Review and photos by Jonathan Yarkony

Photo Gallery:
2012 Honda Fit

The Honda Fit hasn’t received a significant redesign in several years, and this second generation first launched in Japan and Europe as early as 2007, but it remains competitive in the subcompact segment because it was so far ahead of the game when launched in North America in 2008. While the Fit’s core strength remains its capable, efficient powertrain and flexible interior, the Fit Sport received modest styling updates for the 2012 model year.

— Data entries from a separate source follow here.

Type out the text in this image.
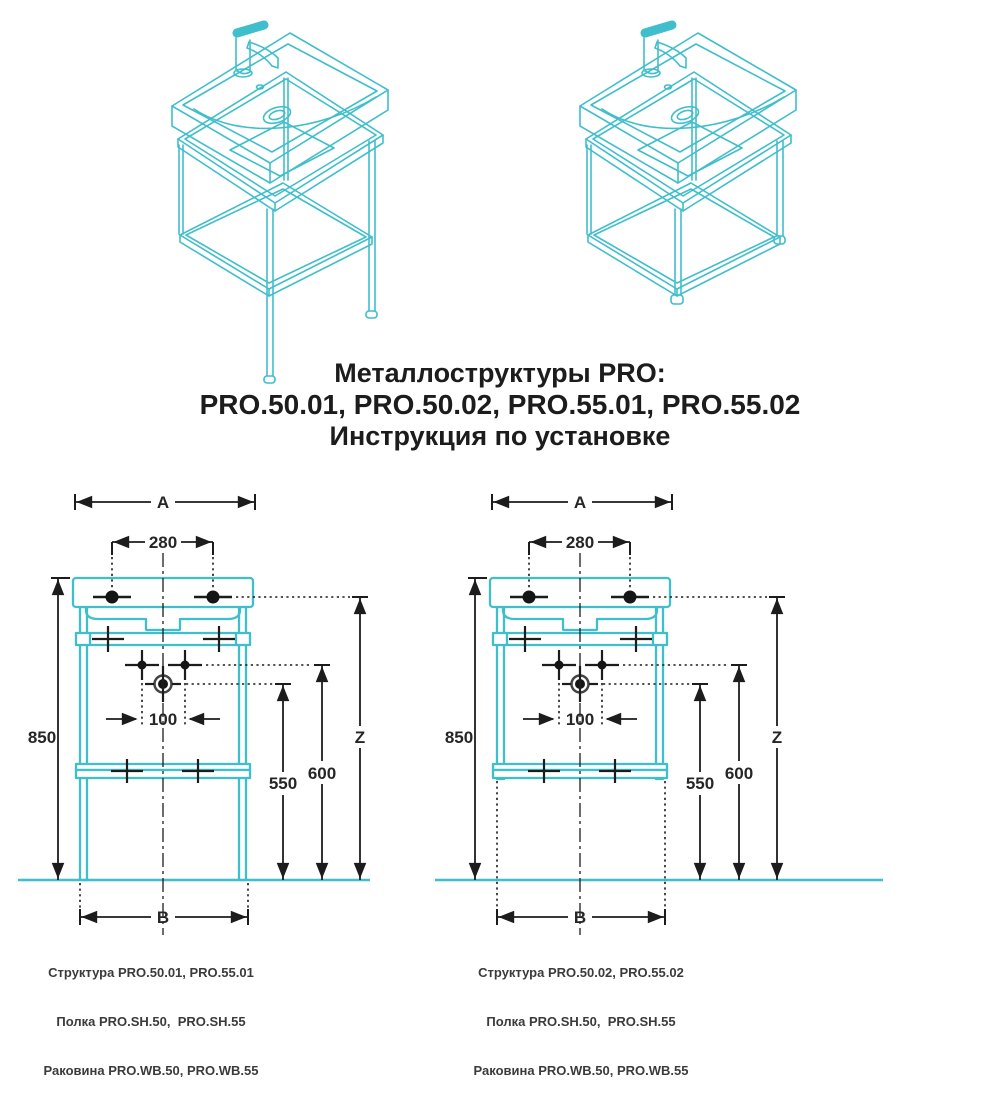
Металлоструктуры PRO:
PRO.50.01, PRO.50.02, PRO.55.01, PRO.55.02
Инструкция по установке
A
280
850
100
550
600
Z
B
A
280
850
100
550
600
Z
B

Структура PRO.50.01, PRO.55.01

Полка PRO.SH.50,  PRO.SH.55

Раковина PRO.WB.50, PRO.WB.55

Структура PRO.50.02, PRO.55.02

Полка PRO.SH.50,  PRO.SH.55

Раковина PRO.WB.50, PRO.WB.55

Those styling updates will likely be lost on most casual observers, with subtly revised front grille and bumper, black headlight bezels and a new pattern for the alloy wheels. Base Fits get new hubcap designs. Fit Sport interior also get new trim pieces. Oh joy.

2012 Honda Fit
2012 Honda Fit. Click image to enlarge

These aesthetic touchups do little to change the merit of this car. At a previous Honda event, discussing with Honda’s PR team some of the un-Honda-like vehicles that Honda (and Acura) have proliferated, I was asked which product best reflects my perception of the Honda brand. Easy: the Fit. The Fit, with its small, efficient engine (VTEC, of course), light, lively chassis, and brilliantly engineered packaging, not to mention its excellent safety and reliability ratings make it the poster-boy for Honda.

The new Accord may have something to say about that, the name strongly identified with Honda, but despite the merits of the new Accord, I’d still argue that the Fit is still the best Honda product in its respective segment, its only drawback pricing, which makes it a non-starter for many subcompact shoppers, both new and used since they hold their value so well. Don’t believe me? How about ALG, who awards it their Best Residual Value award in the subcompact class.

2012 Honda Fit
2012 Honda Fit
2012 Honda Fit. Click image to enlarge

The 2012 Fit is priced from $14,580 for a manual-transmission-only DX with the Magic Seats, power windows and mirrors, tilt/telescopic steering wheel, and, well, that’s about it. But those Magic Seats, they make that price tolerable; the seat bottom folds up for a tall load space, or the seatbacks fold into a flat load floor and increase the trunk space from 585 L to a maximum of 1,622, or the front passenger seat can be folded flat to form an extra long load space for objects up to 2.36 m long (7 ft. 9 in.).

However, one of my major complaints about the Fit from previous years has been addressed—those Magic Seats were great for cargo, but the seats were terrible for humans, even the driver’s seat. The front seats are now adequately contoured and gives proper support and comfort even if it is thin and firm. The back seats? Well, they’re good enough for second-class passengers, and squeezing even three kids in there would be a challenge, especially with car seats, but if you manage it, the trunk does still have space for many family essentials, if not furniture or appliances.

Upgrading to the DX-A trim adds air conditioning for $1,300, taking the price up to $15,880, and opting for the five-speed automatic transmission costs another $1,200, for a sub-total of $17,080. The $1,495 freight charge almost makes sense considering the vehicle is imported from China, but it means a basic Fit with auto and air runs $18,575 before applicable taxes. Charging the same $1,495 (Civic) or $1,640 (CR-V) for vehicles built less than an hour away from us GTA residents is a little harder to swallow.

Are there cheaper cars out there? Sure, but it’s not a bad value considering the odds are with you that it will be cheap to maintain—Consumer Reports reliability rating is a blanket of red dots with a streak of much better than average reliability for every year since its launch in North America.